Having Montgomery available as a sixth starting pitcher is extremely valuable to a competitive club such as the Cubs. Part of the decision to not begin 2018 with Montgomery in the starting rotation was to hold him back in reserve in case something happened to one or more of the other starting pitchers.
However, the 2018 club did have a lot of other possibilities for depth in the starting rotation. Eddie Butler, Alec Mills, Luke Farrell, Adbert Alzolay, Jen-Ho Tseng and Duane Underwood Jr. all could have been reasonably expected to make starts at the major league level in 2018.

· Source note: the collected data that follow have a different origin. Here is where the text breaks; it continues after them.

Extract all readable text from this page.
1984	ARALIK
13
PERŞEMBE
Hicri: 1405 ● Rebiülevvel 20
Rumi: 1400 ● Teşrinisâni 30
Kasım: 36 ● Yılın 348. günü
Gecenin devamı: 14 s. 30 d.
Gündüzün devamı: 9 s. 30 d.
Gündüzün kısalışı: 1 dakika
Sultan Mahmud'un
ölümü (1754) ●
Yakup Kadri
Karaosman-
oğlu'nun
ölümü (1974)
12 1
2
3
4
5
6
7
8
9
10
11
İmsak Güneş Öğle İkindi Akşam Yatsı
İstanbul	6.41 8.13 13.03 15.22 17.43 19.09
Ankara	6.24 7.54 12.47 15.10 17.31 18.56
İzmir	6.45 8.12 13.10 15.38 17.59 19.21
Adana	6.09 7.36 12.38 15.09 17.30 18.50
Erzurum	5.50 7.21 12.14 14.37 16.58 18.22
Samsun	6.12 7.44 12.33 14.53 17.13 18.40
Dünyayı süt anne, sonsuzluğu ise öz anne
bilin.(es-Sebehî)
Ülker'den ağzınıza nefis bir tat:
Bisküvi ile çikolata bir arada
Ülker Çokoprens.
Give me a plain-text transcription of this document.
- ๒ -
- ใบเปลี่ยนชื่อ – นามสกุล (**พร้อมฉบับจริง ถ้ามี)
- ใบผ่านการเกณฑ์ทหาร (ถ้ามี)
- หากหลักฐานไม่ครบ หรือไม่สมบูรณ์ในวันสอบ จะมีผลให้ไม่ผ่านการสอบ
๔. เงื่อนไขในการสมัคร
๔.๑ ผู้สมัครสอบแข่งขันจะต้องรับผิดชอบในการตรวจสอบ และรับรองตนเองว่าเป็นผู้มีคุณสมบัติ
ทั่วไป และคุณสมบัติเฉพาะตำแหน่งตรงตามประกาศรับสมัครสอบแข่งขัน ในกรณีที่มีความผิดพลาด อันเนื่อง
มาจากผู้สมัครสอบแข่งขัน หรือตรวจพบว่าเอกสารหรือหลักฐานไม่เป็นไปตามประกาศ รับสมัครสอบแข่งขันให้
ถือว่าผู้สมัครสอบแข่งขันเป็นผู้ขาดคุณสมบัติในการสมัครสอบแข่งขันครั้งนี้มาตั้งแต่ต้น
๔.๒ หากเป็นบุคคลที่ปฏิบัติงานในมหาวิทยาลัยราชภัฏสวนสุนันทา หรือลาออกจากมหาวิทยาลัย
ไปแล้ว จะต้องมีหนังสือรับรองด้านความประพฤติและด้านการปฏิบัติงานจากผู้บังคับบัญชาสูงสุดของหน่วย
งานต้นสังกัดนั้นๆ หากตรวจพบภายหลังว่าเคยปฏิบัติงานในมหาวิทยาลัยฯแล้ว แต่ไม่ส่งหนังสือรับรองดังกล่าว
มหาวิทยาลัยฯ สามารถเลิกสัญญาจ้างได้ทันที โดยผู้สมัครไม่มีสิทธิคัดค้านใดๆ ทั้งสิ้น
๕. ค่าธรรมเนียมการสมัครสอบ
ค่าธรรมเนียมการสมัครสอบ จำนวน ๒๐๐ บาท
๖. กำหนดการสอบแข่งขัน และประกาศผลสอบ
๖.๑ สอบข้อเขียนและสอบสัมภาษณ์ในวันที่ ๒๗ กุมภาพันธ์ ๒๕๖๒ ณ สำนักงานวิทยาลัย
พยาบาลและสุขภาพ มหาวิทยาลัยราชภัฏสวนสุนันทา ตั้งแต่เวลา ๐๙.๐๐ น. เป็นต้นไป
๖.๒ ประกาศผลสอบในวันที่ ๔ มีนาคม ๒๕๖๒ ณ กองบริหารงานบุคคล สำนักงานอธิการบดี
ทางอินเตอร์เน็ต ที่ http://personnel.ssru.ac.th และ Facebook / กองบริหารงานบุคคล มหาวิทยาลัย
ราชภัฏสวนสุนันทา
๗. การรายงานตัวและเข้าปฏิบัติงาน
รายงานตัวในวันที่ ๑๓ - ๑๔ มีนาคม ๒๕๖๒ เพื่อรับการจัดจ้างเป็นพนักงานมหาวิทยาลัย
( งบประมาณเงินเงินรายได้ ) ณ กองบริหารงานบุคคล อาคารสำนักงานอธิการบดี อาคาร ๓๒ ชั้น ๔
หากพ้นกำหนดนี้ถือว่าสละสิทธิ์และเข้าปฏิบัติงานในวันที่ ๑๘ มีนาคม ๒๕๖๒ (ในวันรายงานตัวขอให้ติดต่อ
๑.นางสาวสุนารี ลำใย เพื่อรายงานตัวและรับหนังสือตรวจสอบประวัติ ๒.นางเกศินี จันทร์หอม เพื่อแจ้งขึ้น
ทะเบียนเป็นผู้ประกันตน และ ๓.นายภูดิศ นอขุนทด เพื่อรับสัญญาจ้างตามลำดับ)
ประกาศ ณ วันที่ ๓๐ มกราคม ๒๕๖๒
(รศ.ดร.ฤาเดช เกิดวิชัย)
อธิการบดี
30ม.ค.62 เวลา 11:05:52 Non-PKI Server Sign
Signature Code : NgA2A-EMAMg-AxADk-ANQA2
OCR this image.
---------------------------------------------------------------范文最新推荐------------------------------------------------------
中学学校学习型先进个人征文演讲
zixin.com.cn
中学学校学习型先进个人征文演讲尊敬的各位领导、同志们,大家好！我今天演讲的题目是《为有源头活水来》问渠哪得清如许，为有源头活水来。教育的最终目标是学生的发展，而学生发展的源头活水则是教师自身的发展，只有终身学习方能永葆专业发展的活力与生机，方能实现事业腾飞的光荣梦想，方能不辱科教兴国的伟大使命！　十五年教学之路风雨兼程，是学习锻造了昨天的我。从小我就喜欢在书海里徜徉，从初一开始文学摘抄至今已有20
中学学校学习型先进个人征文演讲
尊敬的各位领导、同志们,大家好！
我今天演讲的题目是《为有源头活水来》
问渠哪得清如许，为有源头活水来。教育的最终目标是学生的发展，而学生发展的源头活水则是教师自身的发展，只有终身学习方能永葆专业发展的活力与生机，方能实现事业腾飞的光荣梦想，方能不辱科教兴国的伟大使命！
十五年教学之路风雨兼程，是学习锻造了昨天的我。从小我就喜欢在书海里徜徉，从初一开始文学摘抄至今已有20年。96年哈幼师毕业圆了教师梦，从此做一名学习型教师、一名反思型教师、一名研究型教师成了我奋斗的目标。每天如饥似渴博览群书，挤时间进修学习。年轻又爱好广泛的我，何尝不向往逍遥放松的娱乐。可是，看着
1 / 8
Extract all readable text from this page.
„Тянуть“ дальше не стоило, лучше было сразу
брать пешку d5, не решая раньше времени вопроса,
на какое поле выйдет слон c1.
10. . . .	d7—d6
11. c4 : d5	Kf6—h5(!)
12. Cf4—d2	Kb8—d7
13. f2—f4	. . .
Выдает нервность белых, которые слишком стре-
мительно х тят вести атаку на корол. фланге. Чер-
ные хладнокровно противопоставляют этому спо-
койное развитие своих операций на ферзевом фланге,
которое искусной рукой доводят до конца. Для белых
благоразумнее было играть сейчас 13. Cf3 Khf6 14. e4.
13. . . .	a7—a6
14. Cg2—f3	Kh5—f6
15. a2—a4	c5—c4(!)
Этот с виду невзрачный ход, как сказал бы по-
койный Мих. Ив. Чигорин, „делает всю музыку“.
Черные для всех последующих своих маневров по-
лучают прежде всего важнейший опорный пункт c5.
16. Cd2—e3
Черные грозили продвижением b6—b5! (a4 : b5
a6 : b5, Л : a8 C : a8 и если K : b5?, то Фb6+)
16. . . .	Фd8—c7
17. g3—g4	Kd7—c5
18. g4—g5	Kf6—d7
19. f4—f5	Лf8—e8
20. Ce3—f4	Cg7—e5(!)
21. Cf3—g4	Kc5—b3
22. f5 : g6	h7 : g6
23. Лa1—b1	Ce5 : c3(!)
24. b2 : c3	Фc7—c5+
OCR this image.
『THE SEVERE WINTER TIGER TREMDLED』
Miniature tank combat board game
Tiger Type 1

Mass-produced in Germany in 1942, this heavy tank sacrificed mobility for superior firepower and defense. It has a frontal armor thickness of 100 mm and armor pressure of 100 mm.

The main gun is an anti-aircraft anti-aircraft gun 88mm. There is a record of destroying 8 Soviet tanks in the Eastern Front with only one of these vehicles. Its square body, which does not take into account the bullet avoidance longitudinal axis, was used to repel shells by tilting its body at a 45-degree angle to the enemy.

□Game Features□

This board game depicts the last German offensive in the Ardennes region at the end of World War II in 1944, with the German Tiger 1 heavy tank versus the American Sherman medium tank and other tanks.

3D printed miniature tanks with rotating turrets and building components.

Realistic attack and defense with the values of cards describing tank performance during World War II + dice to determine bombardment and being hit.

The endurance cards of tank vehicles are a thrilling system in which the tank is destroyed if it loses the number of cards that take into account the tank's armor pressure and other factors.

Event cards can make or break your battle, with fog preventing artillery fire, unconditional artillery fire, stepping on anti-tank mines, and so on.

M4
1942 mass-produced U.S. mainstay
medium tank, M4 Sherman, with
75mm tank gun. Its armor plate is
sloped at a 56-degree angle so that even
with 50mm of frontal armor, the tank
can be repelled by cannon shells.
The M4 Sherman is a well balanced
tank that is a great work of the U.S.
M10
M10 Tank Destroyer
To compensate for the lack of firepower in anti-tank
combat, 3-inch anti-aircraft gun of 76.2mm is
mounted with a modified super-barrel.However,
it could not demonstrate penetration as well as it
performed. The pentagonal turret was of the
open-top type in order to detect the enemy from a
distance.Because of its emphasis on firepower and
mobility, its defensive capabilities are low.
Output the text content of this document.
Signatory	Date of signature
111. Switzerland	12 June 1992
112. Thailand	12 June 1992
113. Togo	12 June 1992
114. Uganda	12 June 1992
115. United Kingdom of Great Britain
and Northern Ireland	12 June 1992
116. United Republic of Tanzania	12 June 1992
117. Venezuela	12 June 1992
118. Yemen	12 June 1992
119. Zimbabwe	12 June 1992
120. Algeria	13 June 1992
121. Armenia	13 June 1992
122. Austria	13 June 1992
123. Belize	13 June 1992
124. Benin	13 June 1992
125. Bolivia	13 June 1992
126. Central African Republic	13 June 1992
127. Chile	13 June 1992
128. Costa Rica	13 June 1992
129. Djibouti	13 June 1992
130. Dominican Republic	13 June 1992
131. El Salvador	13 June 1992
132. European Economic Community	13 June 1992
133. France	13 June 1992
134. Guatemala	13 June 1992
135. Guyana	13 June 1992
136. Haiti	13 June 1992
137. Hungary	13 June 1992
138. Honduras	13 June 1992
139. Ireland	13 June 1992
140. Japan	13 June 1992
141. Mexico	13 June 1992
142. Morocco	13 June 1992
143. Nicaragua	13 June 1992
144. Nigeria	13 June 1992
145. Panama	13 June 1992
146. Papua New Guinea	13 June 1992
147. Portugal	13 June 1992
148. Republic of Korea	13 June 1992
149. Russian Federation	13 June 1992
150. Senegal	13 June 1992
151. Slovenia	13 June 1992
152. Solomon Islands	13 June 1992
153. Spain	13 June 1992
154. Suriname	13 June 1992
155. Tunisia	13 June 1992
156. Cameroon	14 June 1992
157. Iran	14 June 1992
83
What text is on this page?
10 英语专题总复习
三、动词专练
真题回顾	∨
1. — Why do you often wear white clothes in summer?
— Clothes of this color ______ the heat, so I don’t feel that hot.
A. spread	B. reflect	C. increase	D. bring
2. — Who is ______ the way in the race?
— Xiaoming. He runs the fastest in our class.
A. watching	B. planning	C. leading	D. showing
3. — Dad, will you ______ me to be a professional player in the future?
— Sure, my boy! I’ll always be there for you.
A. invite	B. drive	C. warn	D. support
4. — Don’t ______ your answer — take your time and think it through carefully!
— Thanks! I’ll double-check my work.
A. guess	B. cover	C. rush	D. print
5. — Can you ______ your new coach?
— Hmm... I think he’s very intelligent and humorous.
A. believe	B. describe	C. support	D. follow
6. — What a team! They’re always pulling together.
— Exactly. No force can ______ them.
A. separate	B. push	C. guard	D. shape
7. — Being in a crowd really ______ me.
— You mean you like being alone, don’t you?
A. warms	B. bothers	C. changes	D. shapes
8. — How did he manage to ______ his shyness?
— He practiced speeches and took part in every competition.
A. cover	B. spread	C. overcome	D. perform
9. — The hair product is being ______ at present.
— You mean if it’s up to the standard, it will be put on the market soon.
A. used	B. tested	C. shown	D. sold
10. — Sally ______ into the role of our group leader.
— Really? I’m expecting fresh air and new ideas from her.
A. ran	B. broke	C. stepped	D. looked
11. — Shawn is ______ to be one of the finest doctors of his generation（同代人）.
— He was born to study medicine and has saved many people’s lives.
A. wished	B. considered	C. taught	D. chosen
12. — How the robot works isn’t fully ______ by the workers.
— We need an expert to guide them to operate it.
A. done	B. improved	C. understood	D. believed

Injuries, poor performance prompted moves
As we all know the Cubs did end up needing to move Montgomery into the starting rotation because Darvish ended up missing the majority of his starts due to injury. But Mills, Farrell, Tseng and Underwood all ended up making starts too.
But even if the Cubs didn’t hold Montgomery in reserve as a sixth starter, the front office could have still gone out and traded for Cole Hamels or some other starting pitcher in 2018. If things with Darvish had played out exactly the same way, perhaps the front office would have needed to trade for a starting pitcher earlier in the season or a different pitcher than they ended up doing so in reality.
The 2019 Chicago Cubs player salary situation was foreseeable. Yes, there still are some unknown factors such as precisely how much arbitration-eligible players will earn. There are also some fluky aspects to players’ salaries such as Carl Edwards Jr. becoming arbitration eligible by exactly one day.
Beginning the 2018 season with Montgomery in the bullpen would have made it easier on the front office to stay under the luxury tax in 2018. That was important to make sure they reset their luxury tax penalties because they were definitely going to go over the luxury tax in 2019. It is only a question of how high above the luxury tax the Cubs are going to go in 2019.
Montgomery in the starting rotation also would have put the Cubs in a better luxury tax position for 2019. Without either Darvish or Chatwood on the payroll now the Cubs could have still exercised Hamels option and had money leftover. With free agents such as Harper and Machado available this offseason they are worth planning ahead the year before.